Coverage disputes can arise out of combined professional indemnity (PI) and public liability (PL) insurance policies where a claim appears to fall between the two policies.

In Pacific v Walsh ([2018] NSWCA 9), the NSW Court of Appeal declined to construe a combined policy literally, as this would have resulted in no cover for the insured.

The decision provides some guidance on how not to construe combined policy wordings.

Background

The plaintiff bought a property and sued the defendant – a building inspector – in relation to his pre‑purchase report.

The report did not identify any major defects in the balcony of the plaintiff’s property.  However, the balcony’s wooden baluster later gave way, causing the plaintiff’s daughter to fall on to a concrete pavement.

The plaintiff sought to recover damages from the defendant for the physical injury and mental harm suffered by her and her daughter.

The defendant brought a cross-claim against his insurer, Pacific International Insurance Pty Ltd (Pacific), seeking indemnity for the plaintiff’s claim.

At first instance, the NSW District Court found the defendant was negligent and Pacific was liable to indemnify him.  Pacific appealed the decision to the NSW Court of Appeal.

Combined Policy

The defendant’s insurance policy was a combined PI/PL policy.
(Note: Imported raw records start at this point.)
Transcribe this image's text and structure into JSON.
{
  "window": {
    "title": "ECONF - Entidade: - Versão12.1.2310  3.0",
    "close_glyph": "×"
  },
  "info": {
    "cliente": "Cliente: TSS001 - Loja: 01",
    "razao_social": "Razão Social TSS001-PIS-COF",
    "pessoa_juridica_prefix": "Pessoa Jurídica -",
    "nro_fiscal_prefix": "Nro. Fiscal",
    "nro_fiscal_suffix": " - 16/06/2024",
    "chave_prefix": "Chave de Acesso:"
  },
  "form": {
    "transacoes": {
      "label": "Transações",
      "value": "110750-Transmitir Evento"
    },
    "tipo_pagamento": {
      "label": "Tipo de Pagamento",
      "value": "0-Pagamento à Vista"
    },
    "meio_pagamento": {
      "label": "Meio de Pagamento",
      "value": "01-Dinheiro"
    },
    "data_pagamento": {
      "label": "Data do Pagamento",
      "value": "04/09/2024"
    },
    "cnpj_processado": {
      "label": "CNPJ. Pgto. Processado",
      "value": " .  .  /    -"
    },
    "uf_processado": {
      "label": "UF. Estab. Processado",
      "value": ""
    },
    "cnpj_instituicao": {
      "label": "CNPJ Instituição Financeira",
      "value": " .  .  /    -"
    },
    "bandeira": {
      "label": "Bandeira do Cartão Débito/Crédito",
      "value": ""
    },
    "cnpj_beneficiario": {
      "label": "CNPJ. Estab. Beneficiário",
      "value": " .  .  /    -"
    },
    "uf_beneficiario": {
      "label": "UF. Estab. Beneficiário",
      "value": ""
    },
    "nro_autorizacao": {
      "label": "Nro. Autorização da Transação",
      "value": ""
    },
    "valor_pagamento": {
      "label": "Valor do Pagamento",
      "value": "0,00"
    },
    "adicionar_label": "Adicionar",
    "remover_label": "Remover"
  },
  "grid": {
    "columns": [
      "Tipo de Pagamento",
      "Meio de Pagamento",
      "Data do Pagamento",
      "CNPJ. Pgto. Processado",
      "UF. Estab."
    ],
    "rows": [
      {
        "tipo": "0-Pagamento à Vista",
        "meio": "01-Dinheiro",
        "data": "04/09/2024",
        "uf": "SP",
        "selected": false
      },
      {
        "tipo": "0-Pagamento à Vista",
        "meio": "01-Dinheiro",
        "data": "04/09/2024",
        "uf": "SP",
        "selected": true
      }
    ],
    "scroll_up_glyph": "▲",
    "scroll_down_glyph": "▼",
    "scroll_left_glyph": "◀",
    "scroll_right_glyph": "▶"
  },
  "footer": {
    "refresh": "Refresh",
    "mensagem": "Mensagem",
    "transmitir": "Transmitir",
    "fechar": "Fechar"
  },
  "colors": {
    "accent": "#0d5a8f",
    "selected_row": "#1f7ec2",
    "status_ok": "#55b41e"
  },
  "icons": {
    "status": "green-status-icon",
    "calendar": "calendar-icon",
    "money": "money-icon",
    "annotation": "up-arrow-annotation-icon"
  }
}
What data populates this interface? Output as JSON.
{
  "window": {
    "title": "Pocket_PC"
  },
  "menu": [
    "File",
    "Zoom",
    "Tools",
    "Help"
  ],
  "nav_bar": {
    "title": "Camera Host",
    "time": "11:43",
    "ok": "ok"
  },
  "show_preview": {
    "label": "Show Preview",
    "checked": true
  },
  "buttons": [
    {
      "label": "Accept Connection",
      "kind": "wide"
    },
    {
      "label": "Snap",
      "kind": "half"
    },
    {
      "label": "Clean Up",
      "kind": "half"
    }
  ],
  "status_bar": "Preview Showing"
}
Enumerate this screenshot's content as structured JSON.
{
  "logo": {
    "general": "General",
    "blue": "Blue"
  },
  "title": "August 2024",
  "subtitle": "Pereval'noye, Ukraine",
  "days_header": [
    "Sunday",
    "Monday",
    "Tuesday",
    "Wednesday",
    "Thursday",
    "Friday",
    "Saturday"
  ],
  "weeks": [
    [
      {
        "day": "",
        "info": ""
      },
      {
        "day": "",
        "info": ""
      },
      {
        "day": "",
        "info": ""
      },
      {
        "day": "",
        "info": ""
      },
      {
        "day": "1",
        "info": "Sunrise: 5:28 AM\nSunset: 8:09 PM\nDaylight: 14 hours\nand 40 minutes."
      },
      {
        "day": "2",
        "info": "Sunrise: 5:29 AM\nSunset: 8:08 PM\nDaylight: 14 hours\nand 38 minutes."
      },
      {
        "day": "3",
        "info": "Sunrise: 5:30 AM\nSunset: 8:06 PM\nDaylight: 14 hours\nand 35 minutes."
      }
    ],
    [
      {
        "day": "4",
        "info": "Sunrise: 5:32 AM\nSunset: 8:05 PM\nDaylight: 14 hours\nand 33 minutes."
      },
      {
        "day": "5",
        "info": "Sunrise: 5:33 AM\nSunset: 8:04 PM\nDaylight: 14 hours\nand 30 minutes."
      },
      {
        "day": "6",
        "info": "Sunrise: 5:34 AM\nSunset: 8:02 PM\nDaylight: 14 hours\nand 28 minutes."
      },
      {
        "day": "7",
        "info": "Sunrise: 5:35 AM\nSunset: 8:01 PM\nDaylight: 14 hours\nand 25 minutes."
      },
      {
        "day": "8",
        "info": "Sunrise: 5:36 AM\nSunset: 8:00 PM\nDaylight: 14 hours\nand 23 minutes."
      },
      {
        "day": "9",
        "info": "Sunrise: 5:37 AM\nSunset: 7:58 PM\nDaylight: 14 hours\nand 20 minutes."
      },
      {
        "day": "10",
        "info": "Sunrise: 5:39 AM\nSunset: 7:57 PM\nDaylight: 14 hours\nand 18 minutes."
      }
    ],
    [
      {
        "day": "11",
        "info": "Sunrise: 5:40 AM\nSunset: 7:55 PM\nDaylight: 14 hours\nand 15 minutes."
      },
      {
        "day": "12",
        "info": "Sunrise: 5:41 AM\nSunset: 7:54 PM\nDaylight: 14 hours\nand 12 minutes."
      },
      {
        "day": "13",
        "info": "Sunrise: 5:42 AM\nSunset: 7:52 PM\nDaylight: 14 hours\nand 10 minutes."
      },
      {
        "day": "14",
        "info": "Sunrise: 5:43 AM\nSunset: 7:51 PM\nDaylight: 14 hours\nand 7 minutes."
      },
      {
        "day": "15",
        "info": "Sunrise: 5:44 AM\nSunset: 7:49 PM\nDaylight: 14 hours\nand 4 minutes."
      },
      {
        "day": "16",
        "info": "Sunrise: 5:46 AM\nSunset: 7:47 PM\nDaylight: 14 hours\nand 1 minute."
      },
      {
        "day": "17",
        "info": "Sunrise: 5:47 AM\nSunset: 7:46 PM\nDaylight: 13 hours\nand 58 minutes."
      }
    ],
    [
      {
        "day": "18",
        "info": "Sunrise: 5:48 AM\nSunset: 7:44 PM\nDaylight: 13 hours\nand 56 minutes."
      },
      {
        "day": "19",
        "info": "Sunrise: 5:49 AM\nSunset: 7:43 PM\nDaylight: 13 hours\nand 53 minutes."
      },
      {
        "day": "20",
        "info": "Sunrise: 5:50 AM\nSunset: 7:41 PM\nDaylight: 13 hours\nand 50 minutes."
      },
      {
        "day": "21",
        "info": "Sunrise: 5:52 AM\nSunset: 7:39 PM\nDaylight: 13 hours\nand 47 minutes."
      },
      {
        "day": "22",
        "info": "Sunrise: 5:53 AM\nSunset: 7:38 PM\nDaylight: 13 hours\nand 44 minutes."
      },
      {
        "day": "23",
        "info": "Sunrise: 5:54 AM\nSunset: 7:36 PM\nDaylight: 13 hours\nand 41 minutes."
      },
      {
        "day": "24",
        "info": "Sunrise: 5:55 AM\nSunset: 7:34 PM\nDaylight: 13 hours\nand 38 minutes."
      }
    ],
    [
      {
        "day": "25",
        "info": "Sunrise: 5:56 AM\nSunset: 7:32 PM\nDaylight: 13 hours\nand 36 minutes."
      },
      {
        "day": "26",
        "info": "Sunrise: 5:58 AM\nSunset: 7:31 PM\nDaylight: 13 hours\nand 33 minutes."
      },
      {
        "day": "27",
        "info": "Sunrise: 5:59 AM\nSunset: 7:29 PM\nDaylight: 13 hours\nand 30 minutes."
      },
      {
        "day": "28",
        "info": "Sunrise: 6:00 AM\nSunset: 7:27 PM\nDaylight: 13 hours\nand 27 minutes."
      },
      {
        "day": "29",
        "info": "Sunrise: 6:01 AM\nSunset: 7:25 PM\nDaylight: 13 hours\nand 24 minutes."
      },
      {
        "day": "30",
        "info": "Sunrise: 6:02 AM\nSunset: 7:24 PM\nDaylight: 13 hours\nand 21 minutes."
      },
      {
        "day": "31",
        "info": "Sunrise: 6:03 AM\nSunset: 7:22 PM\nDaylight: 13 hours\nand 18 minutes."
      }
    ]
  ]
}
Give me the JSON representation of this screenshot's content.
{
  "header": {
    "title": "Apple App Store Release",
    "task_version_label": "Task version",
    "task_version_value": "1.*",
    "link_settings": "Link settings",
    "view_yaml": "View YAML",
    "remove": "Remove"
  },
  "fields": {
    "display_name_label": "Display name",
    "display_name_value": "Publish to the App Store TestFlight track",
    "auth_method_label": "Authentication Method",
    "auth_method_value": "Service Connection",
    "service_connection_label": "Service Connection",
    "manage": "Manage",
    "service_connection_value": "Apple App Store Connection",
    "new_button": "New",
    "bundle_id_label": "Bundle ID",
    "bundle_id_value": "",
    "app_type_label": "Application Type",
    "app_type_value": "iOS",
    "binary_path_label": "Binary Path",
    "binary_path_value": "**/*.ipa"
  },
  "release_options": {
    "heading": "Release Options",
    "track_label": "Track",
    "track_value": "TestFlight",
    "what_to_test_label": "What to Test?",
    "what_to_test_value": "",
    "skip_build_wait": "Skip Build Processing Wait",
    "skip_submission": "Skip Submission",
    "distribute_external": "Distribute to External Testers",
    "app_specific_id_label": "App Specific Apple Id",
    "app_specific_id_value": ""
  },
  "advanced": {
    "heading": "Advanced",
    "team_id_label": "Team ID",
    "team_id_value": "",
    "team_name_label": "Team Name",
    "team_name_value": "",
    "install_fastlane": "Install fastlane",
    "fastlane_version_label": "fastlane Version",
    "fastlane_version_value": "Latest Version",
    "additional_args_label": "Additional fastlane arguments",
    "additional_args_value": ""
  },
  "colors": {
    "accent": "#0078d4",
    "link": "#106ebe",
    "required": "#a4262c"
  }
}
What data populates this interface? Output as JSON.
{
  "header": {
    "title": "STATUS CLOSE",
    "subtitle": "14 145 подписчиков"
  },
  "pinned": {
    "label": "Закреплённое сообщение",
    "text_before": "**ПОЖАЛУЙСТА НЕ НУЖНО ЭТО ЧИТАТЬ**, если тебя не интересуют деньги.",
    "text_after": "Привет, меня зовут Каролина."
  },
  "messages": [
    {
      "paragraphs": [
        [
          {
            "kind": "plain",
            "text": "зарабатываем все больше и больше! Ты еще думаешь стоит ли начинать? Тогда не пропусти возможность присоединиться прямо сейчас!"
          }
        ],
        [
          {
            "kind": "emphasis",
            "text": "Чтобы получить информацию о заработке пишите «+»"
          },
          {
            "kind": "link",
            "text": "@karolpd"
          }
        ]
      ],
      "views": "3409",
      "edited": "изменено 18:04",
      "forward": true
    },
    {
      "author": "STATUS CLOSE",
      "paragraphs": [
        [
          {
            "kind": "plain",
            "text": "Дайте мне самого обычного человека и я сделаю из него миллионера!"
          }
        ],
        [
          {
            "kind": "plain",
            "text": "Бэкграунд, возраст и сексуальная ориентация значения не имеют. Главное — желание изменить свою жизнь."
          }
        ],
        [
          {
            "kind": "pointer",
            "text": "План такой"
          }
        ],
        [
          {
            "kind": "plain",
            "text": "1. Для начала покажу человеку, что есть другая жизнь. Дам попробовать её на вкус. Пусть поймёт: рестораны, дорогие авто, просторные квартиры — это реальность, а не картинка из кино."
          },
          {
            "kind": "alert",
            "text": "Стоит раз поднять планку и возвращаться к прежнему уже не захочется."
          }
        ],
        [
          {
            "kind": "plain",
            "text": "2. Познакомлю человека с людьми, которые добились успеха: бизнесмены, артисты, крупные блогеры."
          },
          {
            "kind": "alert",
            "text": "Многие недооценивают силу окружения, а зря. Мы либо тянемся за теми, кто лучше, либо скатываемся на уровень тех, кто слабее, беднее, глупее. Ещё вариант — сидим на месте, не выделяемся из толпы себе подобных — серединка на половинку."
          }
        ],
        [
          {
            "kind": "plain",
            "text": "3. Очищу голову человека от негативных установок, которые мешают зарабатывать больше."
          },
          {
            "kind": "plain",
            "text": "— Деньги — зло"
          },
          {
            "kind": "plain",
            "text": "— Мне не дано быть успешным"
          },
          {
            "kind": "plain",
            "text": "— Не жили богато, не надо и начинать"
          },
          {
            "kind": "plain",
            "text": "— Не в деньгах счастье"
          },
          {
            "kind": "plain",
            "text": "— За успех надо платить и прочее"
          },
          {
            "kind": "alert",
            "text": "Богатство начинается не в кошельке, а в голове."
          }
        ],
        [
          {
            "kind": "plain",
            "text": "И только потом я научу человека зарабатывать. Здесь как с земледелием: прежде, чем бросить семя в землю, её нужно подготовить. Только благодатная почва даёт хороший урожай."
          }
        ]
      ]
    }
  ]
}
The PL policy provided that Pacific would indemnify the defendant for “Personal Injury or Property Damage occurring in connection with the Business Activities”.  However, clause 6.19 excluded cover for claims arising out of the insured’s negligence in providing professional advice or services.

Meanwhile, the PI policy provided cover for claims arising out of actual or alleged breach of professional duty in connection with the Business Activities.  However, clause 7.17 excluded cover for claims arising out of or in any way connected with any personal injury and property damage.

‘Business Activities’ was defined in an Endorsement as including a Pre-Purchase Building Inspection and Building Inspection Report.  The Endorsement specified the content to be included in the insured’s reports.

Clause 4.5 of the PL policy specified that Special Conditions should prevail over General Conditions.

Pacific argued that the exclusion clauses in each policy applied to exclude cover for the claim.

Judgment

The NSW Court of Appeal, led by Leeming JA, dismissed Pacific’s appeal.  In summary:

  • The PI and PL policies must be considered as a whole.
  • Applying both clause 7.17 (in the PI policy) and clause 6.19 (in the PL policy) would contradict the purpose of the combined policy, which was to provide the defendant with insurance against liabilities incurred as a result of performance of its normal business activities.  In those circumstances, it would be “troubling” if cover was not available.
  • The court focussed on the PL policy.  There was no doubt that personal injury damage was regarded as central to the risk and that the risk extended to personal injury occurring as a result of the insured’s advice.
  •  The insurer could not require the insured to give advice, as it had sought to do in the Endorsement, and at the same time exclude indemnity for the provision of that advice.
  •  In those circumstances, there were two ways in which to achieve the commercial objective of the policy.
  •  Clause 6.19 of the PL policy should be construed narrowly so that advice given in the course of providing the ‘Business Activities’ was not excluded.
  • Alternatively, if Clause 6.19 was construed more broadly, then there was a conflict between Clause 6.19 and the Endorsement which was to be resolved in accordance with Clause 4.5 (the hierarchy clause).  Under that clause, the Endorsement prevailed over Clause 6.19, as the Endorsement was a Special Condition and Clause 6.19 was a General Condition, and Clause 4.5 provided for Special Conditions to prevail over General Conditions.
  •  Either way, indemnity was available under the PL policy.

Key Points

Here, two policies, a PI policy and a PL policy, had been combined into a single policy.

The NSW Court of Appeal’s decision appears to have been driven by a consideration of:

  • the commercial purpose of the combined policy, which the court found was to provide cover to the insured in relation to his normal business activities, and
  • the need to construe the combined policy as a whole, consistently with that commercial purpose.

The decision serves as a reminder that the courts will be disinclined to construe a policy literally if that will defeat the commercial purpose of the policy.

The decision highlights a risk for insurers of imposing requirements on insureds to carry out their business activities in a certain way if insurers do not intend to cover those activities.  Conversely, insurers should be wary of declining cover in relation to business activities which have been the subject of those requirements.

Finally, watch out for hierarchy clauses, as they may impact on how the policy is to be construed where there is a conflict between provisions.